Saturday, January 31, 2026

Movie time!

(In which the Blob once again escapes the Sportsball compound to maraud freely through the landscape of America, pillaging small villages and frightening the children. You know what to do.)

The long awaited action rom-com "Melania" opened around the country this weekend, and like many of you I am super excited to stop at the gas station, buy some Junior Mints to sneak in and head off to the movie theater. So much anticipation! So much mystery! So many questions!

For instance, in the climactic light saber fight, will Melania take on the giant space centipede in the obligatory Thong Bikini That Leaves Nothing To The Imagination?

(I'm guessing yes)

Also, will there be an epic catfight with Joan Collins at some point? 

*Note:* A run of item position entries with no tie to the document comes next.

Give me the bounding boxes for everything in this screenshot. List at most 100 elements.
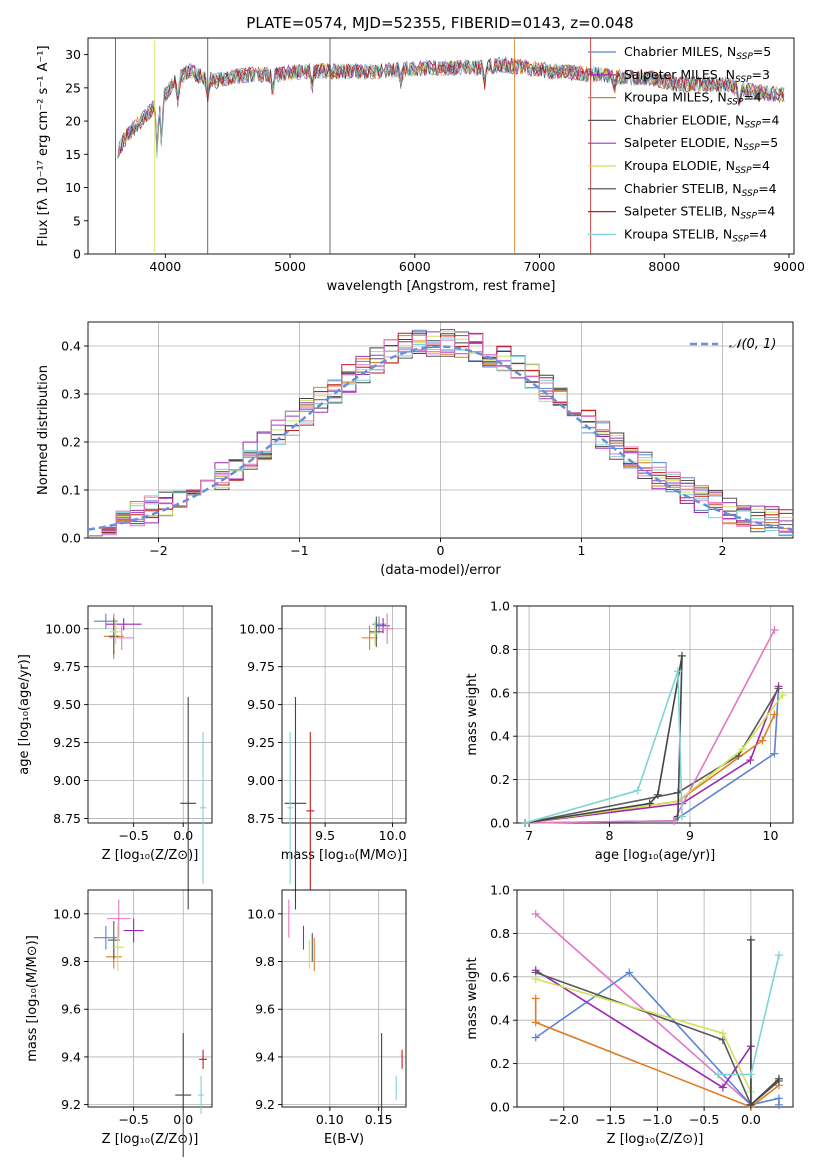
residual-histogram [88,333,793,537]
x-tick-label: 5000 [274,259,306,274]
y-tick-label: 15 [65,147,81,162]
y-tick-label: 5 [73,213,81,228]
x-tick-label: 10.0 [379,828,407,843]
mass-weight-marker [774,951,783,960]
x-axis-label: E(B-V) [324,1132,364,1147]
y-tick-label: 0.4 [490,729,510,744]
x-tick-label: −0.5 [118,828,148,843]
x-axis-label: Z [log₁₀(Z/Z⊙)] [607,1132,704,1147]
mass-weight-line [534,998,780,1108]
y-tick-label: 9.2 [61,1097,81,1112]
y-tick-label: 0.6 [490,685,510,700]
massweight_vs_Z-panel: −2.0 −1.5 −1.0 −0.5 0.0 0.0 0.2 0.4 0.6 0.8 1.0 Z [… [465,883,794,1147]
y-tick-label: 0.6 [490,969,510,984]
mass-weight-line [524,629,776,824]
y-tick-label: 8.75 [53,811,81,826]
y-tick-label: 25 [65,80,81,95]
y-tick-label: 0.4 [490,1013,510,1028]
x-tick-label: 2 [719,543,727,558]
mass-weight-marker [673,667,682,676]
x-axis-label: mass [log₁₀(M/M⊙)] [281,848,408,863]
y-tick-label: 9.2 [255,1097,275,1112]
mass-weight-marker [521,819,530,827]
mass-weight-marker [774,1074,783,1083]
y-tick-label: 9.4 [61,1049,81,1064]
x-tick-label: 0.15 [365,1112,393,1127]
figure-title: PLATE=0574, MJD=52355, FIBERID=0143, z=0… [246,14,633,32]
massweight_vs_age-panel: 7 8 9 10 0.0 0.2 0.4 0.6 0.8 1.0 age [log₁₀(age/yr… [465,599,794,863]
mass-weight-line [718,954,780,1076]
x-axis-label: age [log₁₀(age/yr)] [595,848,716,863]
mass-weight-line [524,655,683,824]
legend-entry: Chabrier STELIB, NSSP=4 [624,181,777,199]
x-tick-label: 9000 [773,259,805,274]
y-axis-label: age [log₁₀(age/yr)] [17,654,32,775]
mass-weight-marker [531,1018,540,1027]
residuals-panel: −2 −1 0 1 2 0.0 0.1 0.2 0.3 0.4 (data-model)/error… [36,321,794,578]
y-tick-label: 0.2 [490,1056,510,1071]
x-axis-label: Z [log₁₀(Z/Z⊙)] [102,1132,199,1147]
y-tick-label: 10.0 [247,906,275,921]
spectrum-series-line [117,57,785,159]
mass-weight-marker [633,786,642,795]
x-tick-label: 8000 [648,259,680,274]
age_vs_Z-panel: −0.5 0.0 8.75 9.00 9.25 9.50 9.75 10.00 Z [log₁₀… [17,605,213,910]
y-tick-label: 0.0 [490,816,510,831]
mass-weight-marker [653,790,662,799]
mass-weight-marker [738,745,747,754]
x-tick-label: −1 [290,543,308,558]
y-tick-label: 0.4 [61,339,81,354]
mass-weight-marker [778,690,787,699]
legend-entry: Salpeter STELIB, NSSP=4 [624,204,775,222]
spectrum-series-line [117,58,785,159]
y-tick-label: 0.2 [61,435,81,450]
y-tick-label: 8.75 [247,811,275,826]
y-tick-label: 0.1 [61,483,81,498]
y-tick-label: 9.25 [247,735,275,750]
y-tick-label: 0.3 [61,387,81,402]
mass-weight-line [524,694,784,824]
x-tick-label: −1.5 [595,1112,625,1127]
mass-weight-marker [774,684,783,693]
legend-entry: Chabrier MILES, NSSP=5 [624,44,771,62]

(Because there always has to be an epic catfight with Joan Collins at some point)

Will there be a torrid love scene with Glen Powell, who plays the obligatory Wisecracking Secret Service Agent With A Heart Of Gold? And will Melania's husband, President Donald John Trump Esq. -- portrayed by the late Soupy Sales -- discover them, fly into a rage and invade, I don't know, Uruguay, perhaps?

(Unquestionably)

Will Dr. Evil make an appearance? And will he capture Melania, whisk her off to  Mar-a-Lago and inflate her lips to the size of dirigibles?

(Surprise cameos by Kristi Noem, Kimberley Guilfoyle, Lara Loomer et al)

Will Melania then find Diana Rigg's long-lost martial arts unitard from "The Avengers", and, inspired, put it on and kick the hell out of Dr. Evil?

(Surprise cameo by Mr. Miyagi)

Will Melania and Glen Powell live happily ever after, like Sigourney Weaver and Kevin Kline in "Dave"? Will there be yet another surprise cameo, this one by Martin Sheen as former President Jed Bartlet? And will the real Donald John Trump Esq. demand his own cameo, which then will magically be expanded into a Major Starring Role?

Do we even have to ask that last question?